Last summer Contra Costa Health Services eliminated all contracts with nonprofit organizations for HIV/AIDS education and prevention programs. Earlier this month, the number of county-sponsored mobile HIV testing and counseling events was reduced by half. The health department also eliminated a nursing program that provided in-home care for clients without Medi-Cal.
Last summer Governor Arnold Schwarzenegger removed $52.1 million from the Office of AIDS statewide through a line-item veto, according to H.D. Palmer of the California Department of Finance. The veto forced the county to make the local cuts, said Christine Leivermann, Contra Costa Health Services AIDS program director.
“Thanks to the extensive prevention, education and early intervention efforts of the last few years, the transmission of HIV/AIDS in this county have [sic] gone down dramatically –70 new cases last year compared to hundreds and even thousands a year at the beginning of the epidemic,” according to an August report from the Contra Costa County Administrator to the Board of Supervisors.
These gains will be lost without targeted prevention programs, said Barbara Becnel, executive director of Neighborhood House of North Richmond. “The budget cuts have been balanced on the backs of the most vulnerable people,” she said. “It is literally a death sentence.
The AIDS program cuts in Contra Costa County total $943,351. “It’s such a small amount of money,” said Junie Tate, former outreach worker with Neighborhood House. “It makes me feel like they just don’t care.”
HIV/AIDS prevention is particularly challenging in Richmond, said Tate.
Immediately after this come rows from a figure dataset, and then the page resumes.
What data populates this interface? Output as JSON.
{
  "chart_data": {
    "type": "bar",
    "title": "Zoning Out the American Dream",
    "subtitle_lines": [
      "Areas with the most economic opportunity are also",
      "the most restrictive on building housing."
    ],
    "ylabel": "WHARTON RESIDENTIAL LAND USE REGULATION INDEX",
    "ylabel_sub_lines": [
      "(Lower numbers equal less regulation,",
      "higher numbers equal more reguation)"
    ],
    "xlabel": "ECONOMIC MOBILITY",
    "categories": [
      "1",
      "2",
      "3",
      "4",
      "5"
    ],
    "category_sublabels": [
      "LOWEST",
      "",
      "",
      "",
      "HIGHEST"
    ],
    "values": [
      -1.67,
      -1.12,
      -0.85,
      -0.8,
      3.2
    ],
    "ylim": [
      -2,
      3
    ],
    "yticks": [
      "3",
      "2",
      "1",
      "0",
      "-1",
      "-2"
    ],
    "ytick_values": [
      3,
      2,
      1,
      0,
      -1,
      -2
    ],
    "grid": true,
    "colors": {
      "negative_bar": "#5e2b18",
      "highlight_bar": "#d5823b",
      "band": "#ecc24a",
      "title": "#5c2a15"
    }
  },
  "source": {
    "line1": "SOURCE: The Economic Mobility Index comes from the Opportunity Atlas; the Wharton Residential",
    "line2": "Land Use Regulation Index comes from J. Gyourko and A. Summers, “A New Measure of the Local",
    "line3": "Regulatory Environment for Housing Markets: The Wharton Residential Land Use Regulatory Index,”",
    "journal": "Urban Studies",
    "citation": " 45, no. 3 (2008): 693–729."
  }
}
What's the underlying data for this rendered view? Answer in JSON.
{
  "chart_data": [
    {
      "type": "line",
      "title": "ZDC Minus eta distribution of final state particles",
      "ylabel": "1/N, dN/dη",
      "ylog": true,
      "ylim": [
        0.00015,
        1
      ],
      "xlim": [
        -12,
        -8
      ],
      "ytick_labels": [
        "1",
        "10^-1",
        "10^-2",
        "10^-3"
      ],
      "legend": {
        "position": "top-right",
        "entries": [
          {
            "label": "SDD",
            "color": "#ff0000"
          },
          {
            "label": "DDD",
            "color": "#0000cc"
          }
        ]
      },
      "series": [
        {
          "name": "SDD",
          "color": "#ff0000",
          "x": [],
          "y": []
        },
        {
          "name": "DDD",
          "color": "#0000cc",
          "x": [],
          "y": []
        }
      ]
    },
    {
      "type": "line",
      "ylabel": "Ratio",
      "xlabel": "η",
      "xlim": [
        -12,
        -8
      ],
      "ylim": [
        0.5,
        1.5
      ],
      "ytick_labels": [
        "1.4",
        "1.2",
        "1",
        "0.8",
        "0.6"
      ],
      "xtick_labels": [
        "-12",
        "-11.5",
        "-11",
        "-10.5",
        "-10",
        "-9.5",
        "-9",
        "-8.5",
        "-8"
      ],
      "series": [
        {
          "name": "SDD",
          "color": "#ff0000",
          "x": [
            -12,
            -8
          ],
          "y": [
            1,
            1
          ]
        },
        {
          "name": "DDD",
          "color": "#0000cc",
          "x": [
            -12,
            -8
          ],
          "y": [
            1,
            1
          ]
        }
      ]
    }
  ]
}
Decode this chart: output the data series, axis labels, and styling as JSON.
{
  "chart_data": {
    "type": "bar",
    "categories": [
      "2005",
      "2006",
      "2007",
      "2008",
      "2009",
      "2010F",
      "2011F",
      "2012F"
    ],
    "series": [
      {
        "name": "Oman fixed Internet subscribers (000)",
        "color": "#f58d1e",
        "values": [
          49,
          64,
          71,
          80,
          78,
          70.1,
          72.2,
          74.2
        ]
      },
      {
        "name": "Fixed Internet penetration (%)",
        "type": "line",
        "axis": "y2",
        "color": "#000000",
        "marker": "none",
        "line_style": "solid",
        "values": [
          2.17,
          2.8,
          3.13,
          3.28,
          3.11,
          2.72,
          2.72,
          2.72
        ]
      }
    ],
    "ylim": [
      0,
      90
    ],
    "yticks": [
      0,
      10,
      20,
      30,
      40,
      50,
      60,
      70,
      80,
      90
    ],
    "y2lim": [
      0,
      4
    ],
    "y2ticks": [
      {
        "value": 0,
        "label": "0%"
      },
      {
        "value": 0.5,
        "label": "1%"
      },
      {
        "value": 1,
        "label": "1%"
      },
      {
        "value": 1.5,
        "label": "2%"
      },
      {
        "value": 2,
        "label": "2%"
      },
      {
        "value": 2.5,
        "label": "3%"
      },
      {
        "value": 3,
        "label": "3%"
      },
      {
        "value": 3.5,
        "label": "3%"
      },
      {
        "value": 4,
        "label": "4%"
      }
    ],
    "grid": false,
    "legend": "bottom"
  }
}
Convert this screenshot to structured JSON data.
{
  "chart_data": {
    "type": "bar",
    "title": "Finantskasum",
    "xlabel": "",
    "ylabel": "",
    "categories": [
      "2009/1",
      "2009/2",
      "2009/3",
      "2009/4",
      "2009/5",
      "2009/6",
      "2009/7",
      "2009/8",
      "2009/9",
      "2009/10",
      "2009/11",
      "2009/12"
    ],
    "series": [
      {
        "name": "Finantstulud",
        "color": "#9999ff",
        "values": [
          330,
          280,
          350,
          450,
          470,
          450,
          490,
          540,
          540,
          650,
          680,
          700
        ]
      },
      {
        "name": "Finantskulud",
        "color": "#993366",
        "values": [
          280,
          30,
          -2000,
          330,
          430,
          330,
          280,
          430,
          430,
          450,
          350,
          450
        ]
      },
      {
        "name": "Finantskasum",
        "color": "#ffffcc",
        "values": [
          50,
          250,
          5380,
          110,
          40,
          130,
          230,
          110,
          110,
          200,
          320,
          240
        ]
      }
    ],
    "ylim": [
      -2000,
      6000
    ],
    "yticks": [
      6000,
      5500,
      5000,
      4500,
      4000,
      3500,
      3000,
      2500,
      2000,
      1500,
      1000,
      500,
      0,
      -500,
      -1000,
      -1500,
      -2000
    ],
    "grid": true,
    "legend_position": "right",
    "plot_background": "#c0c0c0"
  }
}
African Americans, men who have sex with men and injection drug users are at highest risk, according to the county’s Comprehensive HIV Prevention Plan for 2008-2013.
Until July, Tate spent her days building relationships with residents in these high-risk populations. She encountered people in Richmond who thought AIDS was developed by the U.S. government to kill African-Americans. Tate had to earn their trust before they were willing to be tested.
Neighborhood House also focused on African-American and Latino women. “A lot of African-American women have a husband or boyfriend coming out of prison where they don’t discuss what happens in prison,” said Tate.
Richmond resident Eric Devers, 42, tested positive for HIV in 2005. Devers fears the elimination of prevention programs could bring HIV/AIDS rates back to levels not seen since the beginning of the epidemic. “It should scare a lot of people,” he said of the budget cuts.
State budget cuts also required the county to cut the number of mobile HIV/AIDS testing and counseling events by half. Leivermann said the county will continue to provide testing at sites in the highest-risk areas. This means weekly testing at Neighborhood House in North Richmond will continue, while visits to other sites throughout the county will be eliminated or reduced.
The final component of the AIDS cuts is the elimination of the AIDS Nurse Case Management Program. It paid a full-time nurse to provide in-home medical care to 24-28 people with AIDS who did not qualify for Medi-Cal.
Tate and other former outreach workers aren’t giving up on AIDS prevention. The National Minority AIDS Council is hosting the 2009 United States Conference on AIDS in San Francisco Oct. 29-31. On October 29, from 2:30-5:30 p.m., Tate and eight other panelists will strategize about ways to reinstate eliminated programs.
Contra Costa County residents can call the AIDS Program at 925-313-6771 for dates, times and locations of mobile HIV/AIDS testing.